23. Entretanto os sacerdotes estavam fazendo oração, enquanto o sacrifício se consumava, principiando Jónatas, e respondendo os outros, assim como Neemias.

24. Eis a oração: “Senhor, Senhor Deus, criador de todas as coisas, temível e forte, justo e misericordioso, que sois o rei único e bom,

24. A oração era esta: Senhor, Senhor Deus, criador de todas as coisas, terrível e forte, justo e misericordioso, que és o único rei e bom,

25. único generoso, único justo, Todo-poderoso e eterno, vós que salvastes Israel de todo mal, que fizestes de nossos pais vossos escolhidos e os santificastes,

25. o único generoso, o único justo, omnipotente e eterno, que livras Israel de todo o mal, que escolheste nossos pais e os santificaste,

26. aceitai este sacrifício, oferecido por todo o vosso povo de Israel; guardai vossa parte de eleição e santificai-a.

26. recebe este sacrifício por todo o teu povo de Israel, guarda a tua herança e santifica-a.

27. Congregai nossos irmãos dispersos, devolvei a liberdade aos que estão escravizados entre os pagãos, deitai vosso olhar sobre os que são desprezados e abominados, para que as nações saibam que sois nosso Deus.

27. Congrega todos os nossos irmãos dispersos, livra os que estão debaixo da escravidão dos gentios e olha favoravelmente para os que estão feitos um objecto de desprezo e abominação, a fim de que as nações conheçam que és o nosso Deus.

28. Castigai os que nos oprimem e nos ultrajam com seu orgulho.

28. Aflige os que nos oprimem e os que nos ultrajam com soberba.

29. Plantai, como disse Moisés, vosso povo na vossa terra santa”.*

29. Estabelece o teu povo no teu santo lugar, como o disse Moisés.

30. Os sacerdotes então cantaram hinos ao som da harpa.

30. Entretanto os sacerdotes cantavam hinos.

31. Quando foi consumido o sacrifício, Neemias mandou que se espalhasse o líquido restante sobre grandes pedras.

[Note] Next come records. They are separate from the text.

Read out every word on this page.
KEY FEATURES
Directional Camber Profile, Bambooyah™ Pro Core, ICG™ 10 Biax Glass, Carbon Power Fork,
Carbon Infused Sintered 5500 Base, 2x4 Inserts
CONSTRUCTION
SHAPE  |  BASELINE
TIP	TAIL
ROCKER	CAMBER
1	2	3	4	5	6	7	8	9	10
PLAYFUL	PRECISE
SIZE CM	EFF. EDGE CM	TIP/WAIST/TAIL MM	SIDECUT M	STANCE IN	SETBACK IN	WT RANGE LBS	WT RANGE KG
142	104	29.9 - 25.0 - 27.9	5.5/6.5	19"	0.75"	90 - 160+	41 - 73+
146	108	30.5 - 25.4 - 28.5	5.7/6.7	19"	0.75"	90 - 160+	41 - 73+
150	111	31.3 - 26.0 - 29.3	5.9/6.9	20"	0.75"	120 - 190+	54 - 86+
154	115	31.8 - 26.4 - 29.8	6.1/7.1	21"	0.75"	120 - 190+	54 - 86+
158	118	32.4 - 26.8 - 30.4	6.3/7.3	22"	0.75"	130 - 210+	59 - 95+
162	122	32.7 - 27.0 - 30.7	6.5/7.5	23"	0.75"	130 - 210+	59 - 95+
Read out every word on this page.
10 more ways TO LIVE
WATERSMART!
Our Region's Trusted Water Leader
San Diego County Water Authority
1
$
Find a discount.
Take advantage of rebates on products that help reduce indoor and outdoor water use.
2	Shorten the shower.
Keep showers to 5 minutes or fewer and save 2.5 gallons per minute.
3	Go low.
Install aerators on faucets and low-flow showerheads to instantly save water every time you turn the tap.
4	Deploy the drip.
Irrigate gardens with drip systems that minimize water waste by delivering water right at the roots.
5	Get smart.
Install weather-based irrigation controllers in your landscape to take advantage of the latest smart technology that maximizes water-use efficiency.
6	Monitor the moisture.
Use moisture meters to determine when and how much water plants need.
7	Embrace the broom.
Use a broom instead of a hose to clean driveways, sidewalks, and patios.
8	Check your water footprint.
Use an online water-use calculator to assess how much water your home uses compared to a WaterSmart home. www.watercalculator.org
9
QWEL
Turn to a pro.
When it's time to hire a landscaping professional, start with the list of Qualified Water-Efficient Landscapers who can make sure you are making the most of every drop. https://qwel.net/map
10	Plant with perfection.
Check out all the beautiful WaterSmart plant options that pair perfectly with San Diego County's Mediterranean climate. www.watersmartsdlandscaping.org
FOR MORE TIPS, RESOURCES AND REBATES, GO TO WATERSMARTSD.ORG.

31. Quando o sacrifício foi consumado, ordenou Neemias que o que restava daquela água fosse espalhado sobre pedras grandes (da base no altar).

32. Feito isso, uma chama se acendeu, mas se consumiu, enquanto o fogo que se erguia no altar continuava a brilhar.

32. Depois de feito isto, acendeu-se uma grande chama, a qual, porém, foi absorvida pelo fogo do altar.

33. O acontecimento foi logo divulgado, e contaram ao rei da Pérsia que era no lugar, onde os sacerdotes levados ao cativeiro tinham ocultado o fogo sagrado, que havia aparecido a água com a qual Neemias e seus companheiros obtiveram o fogo purificador das oferendas.

33. Divulgado o acontecimento, contaram ao rei dos Persas como no lugar onde os sacerdotes levados cativos haviam escondido o fogo, se encontrara água, com a qual Neemias e os seus companheiros tinham purificado os sacrifícios.

34. Ordenou o rei que se murasse o lugar e o considerassem como sagrado, após ter se certificado da exatidão do acontecido.

34. Então o rei, examinado com diligência o caso, mandou murar o lugar e declarou-o sagrado.

35. O rei tinha por hábito tomar posse de muitas coisas, das quais dava uma parte a quem ele queria ser agradável.

35. O rei, para manifestar a sua benevolência, dava muitos e variados presentes.

36. Os companheiros de Neemias chamaram isso de neftar, que quer dizer purificação, mas a maioria o chama de nafta.

36. Os companheiros de Neemias chamaram a este lugar Neftar, que quer dizer Purificação; porém há muitos que lhe chamam Neftai.